ソファのすわり心地を決める重要な内部構造となっている1つに、衝撃吸収材があります。ばねの部分のことです。ばねの部分にはいろいろな種類が使われていて、それぞれに特徴があり、また価格も異なります。まず基本となるばねは、コイルスプリングです。コイルスプリングはソファに古くから入っていた衝撃吸収材で、今でも用いられてはいますが、数が多いというわけではありません。らせん状のばねをフレームの上に並べて、丈夫な鉄線で連結させます。コイルスプリングは底付き感がなく、クッション性や耐久性に優れているという長所はあるのですが、リサイクルに難しいという欠点もあります。他にも衝撃吸収剤としては、ウッドスプリングというものもあります。これは、積層材にそりをつけて、そのしなりを自然なばねとしたものです。よくベッドのマットにも使われるのですが、ソファに使われることもあります。体の圧力を分散させ、体にかかる負担を軽減させます。続いての衝撃吸収材は、Sスプリングです。鋼線を波状に加工したばねで、コイルスプリングよりも弾力性という面では劣るものの、軽いという長所があります。そのため、ソファのデザイン性を富んだものにすることが出来ます。Sスプリングを使用する場合には、膨らませるように山形に張らなければなりません。さもないと、座面がへたってしまう恐れがあるからです。その他、ウェービングテープという衝撃吸収材もあります。これは、糸に巻いた細いゴムを編んだもので、現在の衝撃吸収材では最も多く使われています。耐久性や弾力性という点では劣るものの、軽く、価格も安いので使いやすいのです。

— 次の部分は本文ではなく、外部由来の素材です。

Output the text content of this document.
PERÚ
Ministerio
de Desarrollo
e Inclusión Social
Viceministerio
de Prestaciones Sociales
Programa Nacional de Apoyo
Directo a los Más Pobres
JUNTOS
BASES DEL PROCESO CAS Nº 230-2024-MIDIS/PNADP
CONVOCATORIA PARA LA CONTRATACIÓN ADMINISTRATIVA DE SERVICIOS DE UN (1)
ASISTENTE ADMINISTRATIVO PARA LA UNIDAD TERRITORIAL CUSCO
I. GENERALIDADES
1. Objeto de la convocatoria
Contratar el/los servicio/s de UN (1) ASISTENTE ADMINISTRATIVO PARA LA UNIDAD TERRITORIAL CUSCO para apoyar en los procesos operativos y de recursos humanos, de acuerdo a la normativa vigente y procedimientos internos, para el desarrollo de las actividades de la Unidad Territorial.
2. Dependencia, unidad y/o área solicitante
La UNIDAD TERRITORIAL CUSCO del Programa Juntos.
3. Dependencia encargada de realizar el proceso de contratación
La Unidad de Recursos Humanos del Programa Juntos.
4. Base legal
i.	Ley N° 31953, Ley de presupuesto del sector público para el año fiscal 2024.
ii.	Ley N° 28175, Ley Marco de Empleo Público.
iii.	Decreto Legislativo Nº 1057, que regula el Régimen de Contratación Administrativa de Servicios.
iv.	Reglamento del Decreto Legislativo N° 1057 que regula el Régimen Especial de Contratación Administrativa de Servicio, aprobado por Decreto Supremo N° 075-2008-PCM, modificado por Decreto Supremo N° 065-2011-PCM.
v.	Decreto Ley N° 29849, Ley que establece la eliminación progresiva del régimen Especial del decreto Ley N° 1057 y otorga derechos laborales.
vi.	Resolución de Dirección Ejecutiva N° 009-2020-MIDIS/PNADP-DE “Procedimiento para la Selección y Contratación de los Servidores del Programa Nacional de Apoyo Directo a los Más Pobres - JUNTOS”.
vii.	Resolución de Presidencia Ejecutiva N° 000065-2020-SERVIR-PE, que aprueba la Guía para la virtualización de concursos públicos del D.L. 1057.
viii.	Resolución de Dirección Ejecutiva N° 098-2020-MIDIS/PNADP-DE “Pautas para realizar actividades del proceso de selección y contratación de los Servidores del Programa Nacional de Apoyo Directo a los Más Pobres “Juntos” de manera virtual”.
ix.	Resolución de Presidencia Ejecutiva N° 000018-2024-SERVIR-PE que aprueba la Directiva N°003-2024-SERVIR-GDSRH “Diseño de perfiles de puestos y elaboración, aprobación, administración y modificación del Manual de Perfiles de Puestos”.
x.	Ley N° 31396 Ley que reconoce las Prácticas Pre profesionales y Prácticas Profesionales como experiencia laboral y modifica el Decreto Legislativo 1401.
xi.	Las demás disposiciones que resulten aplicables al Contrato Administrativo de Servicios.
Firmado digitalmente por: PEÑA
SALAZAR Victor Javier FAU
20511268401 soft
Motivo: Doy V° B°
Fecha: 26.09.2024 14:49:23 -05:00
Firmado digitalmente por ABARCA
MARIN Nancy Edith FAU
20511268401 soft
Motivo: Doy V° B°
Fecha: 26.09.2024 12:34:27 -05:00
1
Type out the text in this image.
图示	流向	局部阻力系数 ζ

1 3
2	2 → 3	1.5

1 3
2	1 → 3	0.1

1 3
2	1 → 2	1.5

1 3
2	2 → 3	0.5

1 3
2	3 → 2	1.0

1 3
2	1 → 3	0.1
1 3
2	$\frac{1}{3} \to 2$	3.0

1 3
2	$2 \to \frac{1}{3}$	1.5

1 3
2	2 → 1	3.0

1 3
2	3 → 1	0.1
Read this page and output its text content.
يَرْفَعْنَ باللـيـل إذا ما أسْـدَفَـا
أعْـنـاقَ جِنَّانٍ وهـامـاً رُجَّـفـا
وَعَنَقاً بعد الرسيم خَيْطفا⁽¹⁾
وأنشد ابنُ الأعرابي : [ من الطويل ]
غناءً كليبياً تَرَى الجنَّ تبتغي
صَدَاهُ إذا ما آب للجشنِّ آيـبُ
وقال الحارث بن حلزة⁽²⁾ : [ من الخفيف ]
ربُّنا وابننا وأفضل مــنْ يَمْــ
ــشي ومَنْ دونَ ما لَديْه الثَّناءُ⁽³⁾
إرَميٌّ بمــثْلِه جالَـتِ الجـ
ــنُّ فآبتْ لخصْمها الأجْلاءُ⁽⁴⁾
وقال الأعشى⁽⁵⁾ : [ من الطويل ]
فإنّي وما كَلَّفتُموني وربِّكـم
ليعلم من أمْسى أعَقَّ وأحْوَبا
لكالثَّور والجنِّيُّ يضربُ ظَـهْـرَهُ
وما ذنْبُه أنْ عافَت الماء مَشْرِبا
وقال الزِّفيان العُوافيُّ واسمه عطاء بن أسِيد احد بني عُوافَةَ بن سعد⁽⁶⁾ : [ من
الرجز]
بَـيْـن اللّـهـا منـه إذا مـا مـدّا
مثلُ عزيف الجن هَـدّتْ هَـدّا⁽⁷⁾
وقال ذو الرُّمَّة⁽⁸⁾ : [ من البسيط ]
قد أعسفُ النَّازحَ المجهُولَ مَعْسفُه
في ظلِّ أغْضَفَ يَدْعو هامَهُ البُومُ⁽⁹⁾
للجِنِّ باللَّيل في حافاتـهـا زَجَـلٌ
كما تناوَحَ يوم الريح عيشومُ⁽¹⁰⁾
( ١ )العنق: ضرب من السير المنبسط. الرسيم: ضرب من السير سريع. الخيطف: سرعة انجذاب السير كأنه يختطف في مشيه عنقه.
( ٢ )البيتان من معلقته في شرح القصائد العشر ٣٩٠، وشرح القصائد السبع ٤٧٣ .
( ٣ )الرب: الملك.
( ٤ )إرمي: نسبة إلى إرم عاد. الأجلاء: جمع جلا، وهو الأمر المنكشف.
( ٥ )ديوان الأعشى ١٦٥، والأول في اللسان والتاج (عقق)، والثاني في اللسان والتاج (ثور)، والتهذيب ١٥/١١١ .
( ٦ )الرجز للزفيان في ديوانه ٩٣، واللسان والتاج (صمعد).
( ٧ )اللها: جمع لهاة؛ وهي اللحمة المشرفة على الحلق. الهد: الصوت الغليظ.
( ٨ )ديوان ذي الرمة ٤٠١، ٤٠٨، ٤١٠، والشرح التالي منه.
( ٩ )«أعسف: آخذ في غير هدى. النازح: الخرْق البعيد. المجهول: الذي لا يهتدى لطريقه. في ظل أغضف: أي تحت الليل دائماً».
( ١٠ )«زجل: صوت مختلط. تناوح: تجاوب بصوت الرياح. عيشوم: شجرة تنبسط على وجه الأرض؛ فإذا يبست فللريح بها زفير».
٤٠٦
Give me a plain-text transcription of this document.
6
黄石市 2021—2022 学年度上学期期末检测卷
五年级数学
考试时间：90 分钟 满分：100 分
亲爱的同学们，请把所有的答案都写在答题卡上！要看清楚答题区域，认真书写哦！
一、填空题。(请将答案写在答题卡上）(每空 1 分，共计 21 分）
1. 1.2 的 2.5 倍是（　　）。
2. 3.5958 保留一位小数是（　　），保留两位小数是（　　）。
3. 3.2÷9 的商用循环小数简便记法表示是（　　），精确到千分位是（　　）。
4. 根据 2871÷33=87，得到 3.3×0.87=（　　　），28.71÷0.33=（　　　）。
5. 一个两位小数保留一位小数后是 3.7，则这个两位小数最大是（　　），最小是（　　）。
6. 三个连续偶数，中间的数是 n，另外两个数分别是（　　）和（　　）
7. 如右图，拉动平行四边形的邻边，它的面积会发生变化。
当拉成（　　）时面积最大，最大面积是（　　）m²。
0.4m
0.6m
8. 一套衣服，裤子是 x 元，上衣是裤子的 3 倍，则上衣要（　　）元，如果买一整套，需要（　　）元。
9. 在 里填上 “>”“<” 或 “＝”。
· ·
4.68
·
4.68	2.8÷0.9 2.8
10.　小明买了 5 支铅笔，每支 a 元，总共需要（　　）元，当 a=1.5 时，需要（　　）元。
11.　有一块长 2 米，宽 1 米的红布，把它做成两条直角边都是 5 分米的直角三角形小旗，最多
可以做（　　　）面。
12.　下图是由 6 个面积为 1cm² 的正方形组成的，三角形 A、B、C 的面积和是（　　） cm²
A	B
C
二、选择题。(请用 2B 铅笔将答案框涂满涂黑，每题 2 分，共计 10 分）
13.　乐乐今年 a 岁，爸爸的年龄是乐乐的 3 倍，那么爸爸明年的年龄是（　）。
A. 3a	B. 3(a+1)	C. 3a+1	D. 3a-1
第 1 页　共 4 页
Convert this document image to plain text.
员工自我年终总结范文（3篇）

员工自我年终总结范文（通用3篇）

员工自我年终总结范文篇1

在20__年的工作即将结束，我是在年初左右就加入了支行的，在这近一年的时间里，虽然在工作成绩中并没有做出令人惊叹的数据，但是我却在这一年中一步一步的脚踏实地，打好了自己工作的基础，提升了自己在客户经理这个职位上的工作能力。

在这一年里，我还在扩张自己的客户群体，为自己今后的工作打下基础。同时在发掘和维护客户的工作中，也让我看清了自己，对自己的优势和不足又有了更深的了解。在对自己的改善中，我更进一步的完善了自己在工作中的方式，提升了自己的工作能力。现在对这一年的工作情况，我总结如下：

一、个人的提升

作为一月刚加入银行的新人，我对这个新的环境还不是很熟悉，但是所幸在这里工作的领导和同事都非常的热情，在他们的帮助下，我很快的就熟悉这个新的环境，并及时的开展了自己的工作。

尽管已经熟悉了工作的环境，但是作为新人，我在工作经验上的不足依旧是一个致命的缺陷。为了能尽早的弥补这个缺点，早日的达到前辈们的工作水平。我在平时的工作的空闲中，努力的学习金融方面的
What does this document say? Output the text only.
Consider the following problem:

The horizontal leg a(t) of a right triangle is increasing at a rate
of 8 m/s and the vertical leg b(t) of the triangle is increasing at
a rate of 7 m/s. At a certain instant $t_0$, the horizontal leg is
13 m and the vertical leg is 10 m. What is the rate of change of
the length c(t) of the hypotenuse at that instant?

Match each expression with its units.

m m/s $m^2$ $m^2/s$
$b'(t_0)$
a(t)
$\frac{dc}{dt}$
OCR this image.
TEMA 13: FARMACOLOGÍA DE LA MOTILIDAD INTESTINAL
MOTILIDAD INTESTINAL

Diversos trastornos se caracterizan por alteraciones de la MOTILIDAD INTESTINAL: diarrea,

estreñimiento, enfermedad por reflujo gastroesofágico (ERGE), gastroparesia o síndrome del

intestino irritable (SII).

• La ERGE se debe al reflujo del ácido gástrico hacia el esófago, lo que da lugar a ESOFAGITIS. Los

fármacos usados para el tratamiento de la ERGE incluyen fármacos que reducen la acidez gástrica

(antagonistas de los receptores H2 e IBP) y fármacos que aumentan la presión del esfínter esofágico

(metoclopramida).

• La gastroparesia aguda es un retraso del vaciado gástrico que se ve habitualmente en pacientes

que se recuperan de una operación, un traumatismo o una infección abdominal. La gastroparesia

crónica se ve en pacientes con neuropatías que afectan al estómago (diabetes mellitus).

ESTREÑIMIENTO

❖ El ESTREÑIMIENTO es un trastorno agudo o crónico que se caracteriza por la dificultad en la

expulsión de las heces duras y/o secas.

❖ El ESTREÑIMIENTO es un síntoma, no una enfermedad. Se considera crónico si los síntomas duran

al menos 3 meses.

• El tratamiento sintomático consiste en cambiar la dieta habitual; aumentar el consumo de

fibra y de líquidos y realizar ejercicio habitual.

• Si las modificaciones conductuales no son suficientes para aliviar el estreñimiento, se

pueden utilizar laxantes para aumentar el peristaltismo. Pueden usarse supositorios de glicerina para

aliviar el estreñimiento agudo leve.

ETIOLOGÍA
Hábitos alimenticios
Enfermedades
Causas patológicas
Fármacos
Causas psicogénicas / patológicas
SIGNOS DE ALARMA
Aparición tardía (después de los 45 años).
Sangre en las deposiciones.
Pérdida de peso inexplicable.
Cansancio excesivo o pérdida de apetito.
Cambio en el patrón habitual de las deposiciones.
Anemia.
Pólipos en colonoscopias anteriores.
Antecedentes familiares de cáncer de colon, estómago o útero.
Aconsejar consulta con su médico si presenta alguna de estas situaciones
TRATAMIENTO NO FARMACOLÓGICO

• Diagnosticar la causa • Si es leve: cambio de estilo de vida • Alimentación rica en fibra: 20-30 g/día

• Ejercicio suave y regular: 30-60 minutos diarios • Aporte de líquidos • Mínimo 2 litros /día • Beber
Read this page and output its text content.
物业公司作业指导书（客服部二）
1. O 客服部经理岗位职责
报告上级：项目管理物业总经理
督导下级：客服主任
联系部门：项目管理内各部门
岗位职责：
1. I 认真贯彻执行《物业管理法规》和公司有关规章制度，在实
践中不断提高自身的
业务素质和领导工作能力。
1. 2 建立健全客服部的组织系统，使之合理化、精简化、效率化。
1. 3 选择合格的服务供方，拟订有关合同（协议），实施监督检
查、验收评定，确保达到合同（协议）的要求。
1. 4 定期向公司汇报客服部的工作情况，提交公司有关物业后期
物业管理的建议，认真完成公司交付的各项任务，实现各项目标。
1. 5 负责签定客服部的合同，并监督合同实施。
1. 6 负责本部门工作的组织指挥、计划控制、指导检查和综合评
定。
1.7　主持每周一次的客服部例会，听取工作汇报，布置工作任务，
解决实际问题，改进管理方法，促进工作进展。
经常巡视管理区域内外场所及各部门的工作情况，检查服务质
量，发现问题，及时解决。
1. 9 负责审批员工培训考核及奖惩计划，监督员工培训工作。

もう1つ内部構造で重要なものが、ウレタンです。直接ソファのすわり心地に影響するもので、ウレタンの密度によって柔らかさが変わってきます。ウレタンは、密度が濃いほど硬く、薄いほど柔らかくなるという特徴があります。一般的には、高密度のウレタンの方が低密度のウレタンよりも、弾力性や耐久性に富んでいるとはいわれています。しかしスプリングとの組み合わせや好みによって、最適なウレタンの密度というのも異なりますから、一概にはいえません。自分でいろいろな組み合わせを試してみるしかないというところです。